When we talk about the zero-COVID strategy, we don’t think that it’s sustainable, considering the behavior of the virus now and what we anticipate in the future.
There is a pressing political dynamic to China’s virus response, with President Xi Jinping pegging the legitimacy of his leadership on protecting Chinese lives from COVID-19.

Xi has doubled down on the zero-COVID approach, despite mounting public frustration.

Rights, society, and economy

Shanghai is China’s economic dynamo and its biggest city.
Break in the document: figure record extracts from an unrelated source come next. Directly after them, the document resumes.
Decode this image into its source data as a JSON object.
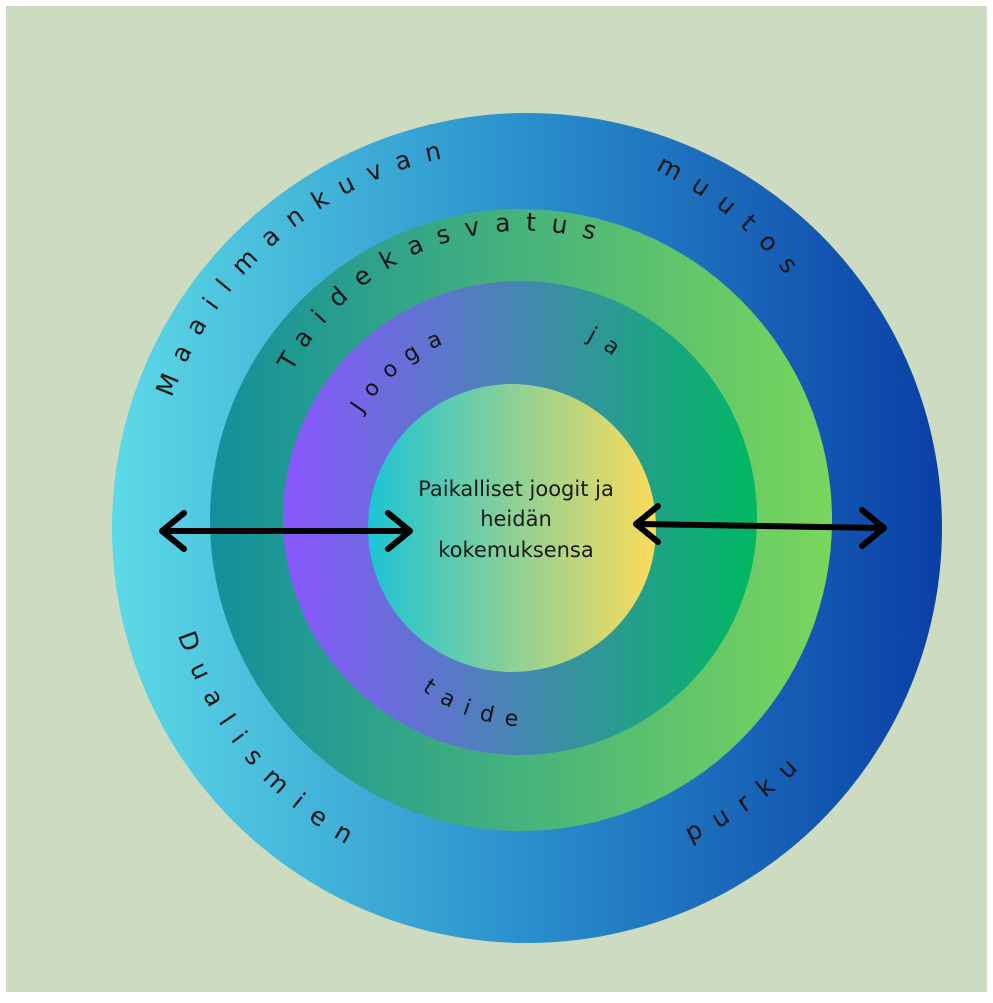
{
  "diagram": {
    "outer_ring": {
      "top_left": "Maailmankuvan",
      "top_right": "muutos",
      "bottom_left": "Dualismien",
      "bottom_right": "purku"
    },
    "middle_ring": {
      "top": "Taidekasvatus"
    },
    "inner_ring": {
      "top_left": "Jooga",
      "top_right": "ja",
      "bottom": "taide"
    },
    "core": {
      "lines": [
        "Paikalliset joogit ja",
        "heidän",
        "kokemuksensa"
      ]
    },
    "colors": {
      "background": "#cddcc0",
      "outer_left": "#5cd9e6",
      "outer_mid": "#2a8fcc",
      "outer_right": "#0a3fa6",
      "middle_left": "#138f9c",
      "middle_right": "#7ad65c",
      "inner_left": "#8a56ff",
      "inner_right": "#00b862",
      "core_left": "#1cc4d4",
      "core_right": "#fbdc5a",
      "arrow": "#000000"
    }
  }
}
The zero-COVID policy has winded an economy which just months ago had been bouncing back from the pandemic.

“We need to balance the control measures against the impact they have on society, the impact they have on the economy, and that’s not always an easy calibration,” said WHO emergencies director Michael Ryan.

He said any measures to combat the COVID-19 pandemic should show “due respect to individual and human rights”.

Calling for “dynamic, adjustable and agile policies”, Ryan said early responses to the crisis in many countries showed that a lack of adaptability “resulted in a lot of harm”.

He reflected on how the world’s most populous nation had had relatively very few deaths officially ascribed to COVID, and therefore had “something to protect”.

Given the rapid rise in deaths since February-March, “any government in that situation will take action to try and combat that”, he told reporters.

Tedros has been discussing adjusting according to the circumstances to find an exit strategy, “in depth and in detail with Chinese colleagues”, Ryan said.

Maria Van Kerkhove, the WHO’s technical lead on COVID-19, said that worldwide, it was impossible to stop all transmission of the virus.

“Our goal, at a global level, is not to find all cases and stop all transmissions. It’s really not possible at this present time,” she said.

“But what we need to do is drive transmission down because the virus is circulating at such an intense level.”